L'institut Rhodanien a souhaité étudier
cette hypothèse, et d’une manière globale, vérifier la viabilité d'une récolte
plus précoce. Un projet de recherche a donc été monté, financé par la Région
AURA (Climoeno). La première année d'expérimentation vient tout juste de rendre
ses résultats.
Il nous a été permis de constater qu'il
y a bien une forte modification du profil aromatique et polyphénolique en
récoltant plus précocement que d'habitude. Et ce, sur nos deux cépages.
Pour arriver à cette conclusion, nous avons vinifié 3 dates de récoltes sur la même parcelle de Viognier (cf paramètres œnologiques).
|
Alcool
(%) |
pH |
AT (g/L
H2SO4) |
récolte Précoce |
11.8 |
3.05 |
4.40 |
récolte Moyenne |
14.2 |
3.30 |
3.50 |
récolte Tardive |
16.0 |
3.85 |
1.80 |
Les vins ont été dégustés par différents panels de professionnels et d’experts
entraînés. Le profil aromatique de la récolte tardive (16%) est peu différent
de celui de la maturité moyenne (14%) : on reconnait l’aromatique
spécifique du Viognier. Au contraire, le profil de la date de récolte précoce
(12%) est clairement thiolé (agrumes), donc très différent des deux autres
dates (cf radar dates).
En bouche, l’équilibre alcool/acide évolue
très significativement à la fin de la maturité : la récolte tardive est jugée
bien moins acide et bien plus alcooleuse que les deux précédentes. Sur cette
expérimentation, la surmaturité technologique s'accompagne d’un profil aromatique
qui demeure acceptable, mais le déséquilibre en bouche est rédhibitoire.
Notons aussi que la maturité précoce est
moins équilibrée que la maturité moyenne, du fait de son importante acidité. Si
l’on y ajoute son aromatique atypique, la date de récolte précoce n’est pas non
plus à la hauteur de ce qu’on
attend traditionnellement d’un Viognier. Cependant, il faut préciser qu’un
consommateur qui chercherait un vin blanc vif et thiolé pourrait y trouver
satisfaction. Il est d’ailleurs communément admis que les vins blancs
vifs/acides ont aujourd’hui le vent en poupe.
Une question s’est donc imposée à nous :
est-ce que l'assemblage des différentes maturités de Viognier permet de
conserver son aromatique typique, tout en réhaussant un peu son acidité ?
Les premières dégustations laissent
penser qu’un tel objectif est atteignable en assemblant 50% de date précoce et 50%
de date moyenne. Le vin est plus équilibré, plus acide, moins alcooleux, et conserve
son intense aromatique de Viognier (cf radar assemblages). Cette observation
doit, bien évidemment, être consolidée sur les années suivantes.

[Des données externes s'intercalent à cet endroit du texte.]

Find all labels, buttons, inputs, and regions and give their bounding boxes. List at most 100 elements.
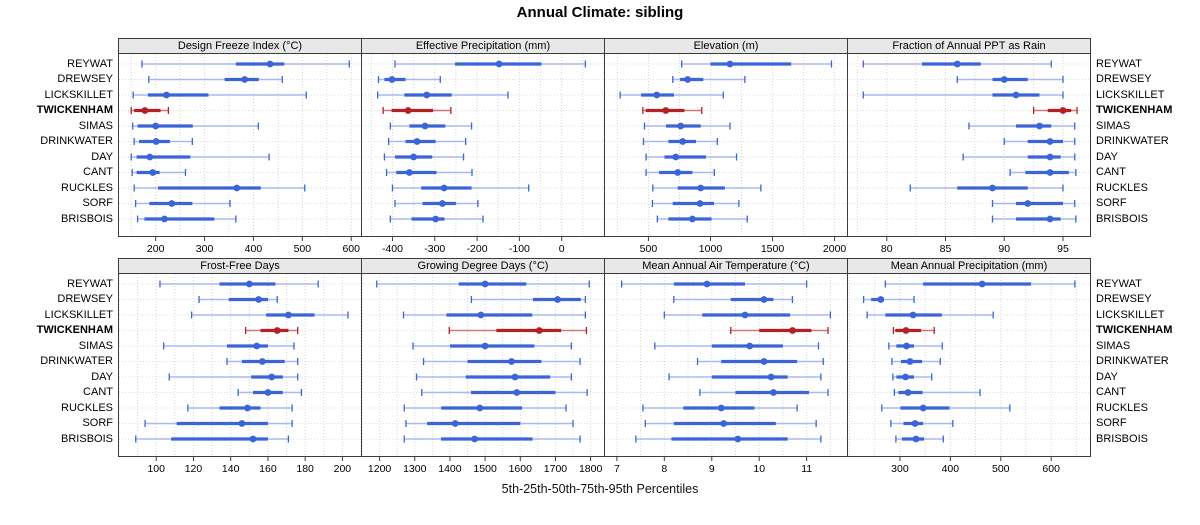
percentile-series-day — [892, 373, 933, 381]
axis-tick-label: -400 — [382, 243, 403, 255]
percentile-series-sorf — [644, 420, 817, 427]
station-label-lickskillet: LICKSKILLET — [1096, 88, 1165, 101]
axis-tick-label: 120 — [185, 463, 203, 475]
percentile-series-sorf — [651, 200, 740, 207]
panel-axis-mean-annual-precipitation-mm: 300 400 500 600 — [891, 457, 1060, 475]
percentile-series-ruckles — [133, 184, 306, 192]
axis-tick-label: 400 — [245, 243, 263, 255]
percentile-series-reywat — [159, 280, 319, 288]
percentile-series-ruckles — [881, 404, 1011, 412]
station-label-cant: CANT — [1096, 166, 1126, 178]
percentile-series-twickenham — [730, 327, 829, 334]
station-label-drewsey: DREWSEY — [1096, 293, 1152, 305]
percentile-series-cant — [131, 169, 187, 176]
percentile-series-twickenham — [382, 107, 452, 114]
percentile-series-ruckles — [652, 184, 762, 192]
station-label-ruckles: RUCKLES — [61, 181, 113, 194]
station-label-drinkwater: DRINKWATER — [40, 355, 113, 367]
percentile-series-cant — [237, 389, 303, 396]
panel-axis-fraction-of-annual-ppt-as-rain: 80 85 90 95 — [881, 237, 1069, 255]
panel-plot-frost-free-days — [118, 274, 362, 457]
panel-plot-mean-annual-air-temperature-c — [604, 274, 848, 457]
axis-tick-label: 180 — [296, 463, 314, 475]
percentile-series-cant — [385, 169, 473, 176]
axis-tick-label: -200 — [467, 243, 488, 255]
percentile-series-twickenham — [892, 327, 935, 334]
percentile-series-ruckles — [642, 404, 798, 412]
station-label-drewsey: DREWSEY — [57, 73, 113, 85]
percentile-series-drewsey — [956, 76, 1064, 83]
chart-title: Annual Climate: sibling — [516, 4, 684, 21]
panel-growing-degree-days-c: Growing Degree Days (°C) 1200 1300 1400 1500… — [361, 258, 605, 475]
axis-tick-label: 1500 — [473, 463, 497, 475]
station-label-day: DAY — [91, 150, 113, 163]
station-label-day: DAY — [1096, 150, 1118, 163]
percentile-series-lickskillet — [132, 91, 307, 99]
percentile-series-sorf — [890, 420, 954, 427]
station-label-ruckles: RUCKLES — [61, 401, 113, 414]
percentile-series-reywat — [376, 280, 590, 288]
station-label-reywat: REYWAT — [1096, 57, 1142, 70]
panel-elevation-m: Elevation (m) 500 1000 1500 2000 — [604, 38, 848, 255]
station-label-cant: CANT — [83, 386, 113, 398]
panel-design-freeze-index-c: Design Freeze Index (°C) 200 300 400 500 600 — [118, 38, 362, 255]
station-label-simas: SIMAS — [78, 339, 113, 352]
panel-title: Mean Annual Air Temperature (°C) — [604, 258, 848, 274]
percentile-series-drinkwater — [696, 358, 824, 365]
station-label-simas: SIMAS — [78, 119, 113, 132]
percentile-series-sorf — [144, 420, 293, 427]
percentile-series-ruckles — [391, 184, 530, 192]
percentile-series-sorf — [134, 200, 231, 207]
percentile-series-brisbois — [635, 435, 822, 443]
panel-title: Mean Annual Precipitation (mm) — [847, 258, 1091, 274]
percentile-series-drinkwater — [226, 358, 299, 365]
percentile-series-simas — [412, 342, 572, 350]
percentile-series-simas — [163, 342, 295, 350]
panel-fraction-of-annual-ppt-as-rain: Fraction of Annual PPT as Rain 80 85 90 95 — [847, 38, 1091, 255]
station-label-sorf: SORF — [1096, 197, 1127, 209]
panel-axis-elevation-m: 500 1000 1500 2000 — [640, 237, 846, 255]
station-label-drewsey: DREWSEY — [1096, 73, 1152, 85]
percentile-series-twickenham — [244, 327, 299, 334]
percentile-series-lickskillet — [190, 311, 349, 319]
station-label-twickenham: TWICKENHAM — [1096, 324, 1173, 336]
panel-title: Growing Degree Days (°C) — [361, 258, 605, 274]
axis-tick-label: 1800 — [579, 463, 603, 475]
percentile-series-lickskillet — [377, 91, 509, 99]
station-label-reywat: REYWAT — [1096, 277, 1142, 290]
percentile-series-lickskillet — [866, 311, 994, 319]
panel-plot-mean-annual-precipitation-mm — [847, 274, 1091, 457]
panel-mean-annual-precipitation-mm: Mean Annual Precipitation (mm) 300 400 500 6… — [847, 258, 1091, 475]
station-label-simas: SIMAS — [1096, 119, 1131, 132]
station-label-day: DAY — [1096, 370, 1118, 383]
axis-tick-label: 100 — [147, 463, 165, 475]
panel-axis-effective-precipitation-mm: -400 -300 -200 -100 0 — [382, 237, 565, 255]
panel-frost-free-days: Frost-Free Days 100 120 140 160 180 200 — [118, 258, 362, 475]
station-label-lickskillet: LICKSKILLET — [44, 88, 113, 101]
percentile-series-drinkwater — [642, 138, 718, 145]
axis-tick-label: 600 — [1042, 463, 1060, 475]
panel-plot-fraction-of-annual-ppt-as-rain — [847, 54, 1091, 237]
panel-plot-design-freeze-index-c — [118, 54, 362, 237]
percentile-series-sorf — [991, 200, 1076, 207]
percentile-series-simas — [389, 122, 473, 130]
percentile-series-simas — [643, 122, 731, 130]
station-label-drinkwater: DRINKWATER — [40, 135, 113, 147]
percentile-series-cant — [645, 169, 715, 176]
axis-tick-label: 160 — [259, 463, 277, 475]
percentile-series-brisbois — [135, 435, 290, 443]
axis-tick-label: 1300 — [403, 463, 427, 475]
station-label-sorf: SORF — [82, 417, 113, 429]
percentile-series-drinkwater — [133, 138, 193, 145]
panel-title: Elevation (m) — [604, 38, 848, 54]
percentile-series-simas — [968, 122, 1076, 130]
percentile-series-brisbois — [656, 215, 748, 223]
axis-tick-label: 9 — [709, 463, 715, 475]
station-label-brisbois: BRISBOIS — [61, 212, 113, 225]
axis-tick-label: 200 — [334, 463, 352, 475]
axis-tick-label: 1500 — [761, 243, 785, 255]
percentile-series-drinkwater — [388, 138, 467, 145]
axis-tick-label: 1700 — [544, 463, 568, 475]
percentile-series-ruckles — [403, 404, 567, 412]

Notons que l’assemblage des récoltes opposées,
à savoir précoce et tardive, donne un équilibre très intéressant en bouche,
mais le nez est fortement modifié et moins satisfaisant.

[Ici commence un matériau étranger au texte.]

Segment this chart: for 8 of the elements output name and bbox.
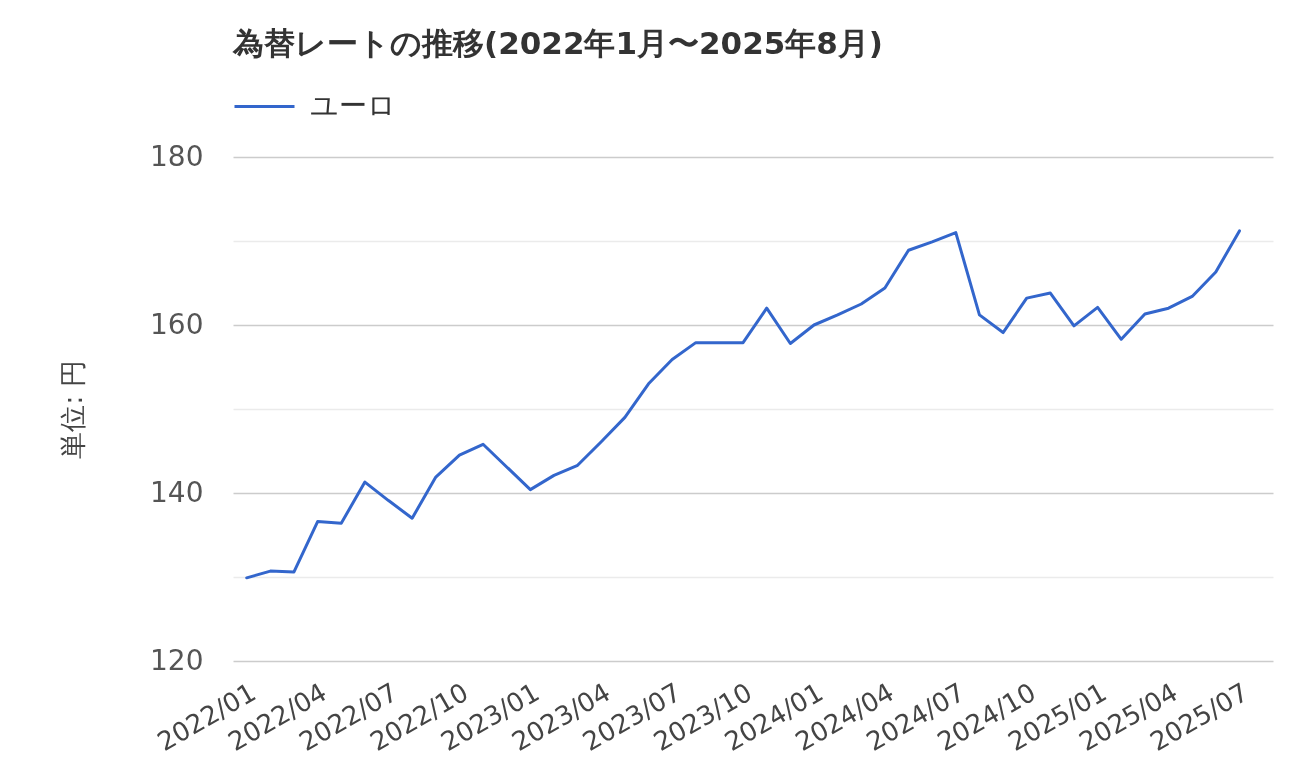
legend-label: ユーロ	[310, 88, 396, 122]
line-series	[245, 229, 1241, 580]
y-tick-label: 180	[150, 139, 204, 173]
y-tick-label: 160	[150, 307, 204, 341]
y-tick-label: 120	[150, 643, 204, 677]
chart-title: 為替レートの推移(2022年1月〜2025年8月)	[232, 25, 884, 61]
y-axis-title: 単位: 円	[57, 360, 89, 459]
y-tick-label: 140	[150, 475, 204, 509]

Un travail similaire a été fait sur
Syrah. Une Syrah du nord de la Vallée, récoltée à deux dates de maturités
différentes, a été vinifiée en ne faisant varier que la durée de macération
pelliculaire.
La première année d’étude montre le même
résultat que sur Viognier, mais dans des proportions moins intéressantes.
L’effet de la durée de macération, telle qu’elle a été expérimentée au cours de
cette première année, ne suggère pas que c’est un levier potentiel de
correction du profil en condition de sous-maturité et sur-maturité. Cette piste
sera explorée d’une manière différente l’année prochaine.
En conclusion de cette première année
d'étude, la sous-maturité technologique, tout autant que la sur-maturité,
semblent fatalement s'accompagner d'un changement de maturité aromatique. C'est
là qu'est le cœur du problème de typicité, car rien ne garantit que dans 20
ans, récolter à la même maturité technologique qu'aujourd'hui donnera toujours
la même typicité aromatique. Cette question est cruciale pour l'avenir de ces
deux cépages emblématiques.
La solution pourrait venir des solutions
œnologiques de contournement des conséquences sur la maturité technologique :
acidifications et désucrages. Mais encore faut-il que ces solutions soient
œnologiquement efficaces, économiquement viables et éthiquement satisfaisantes.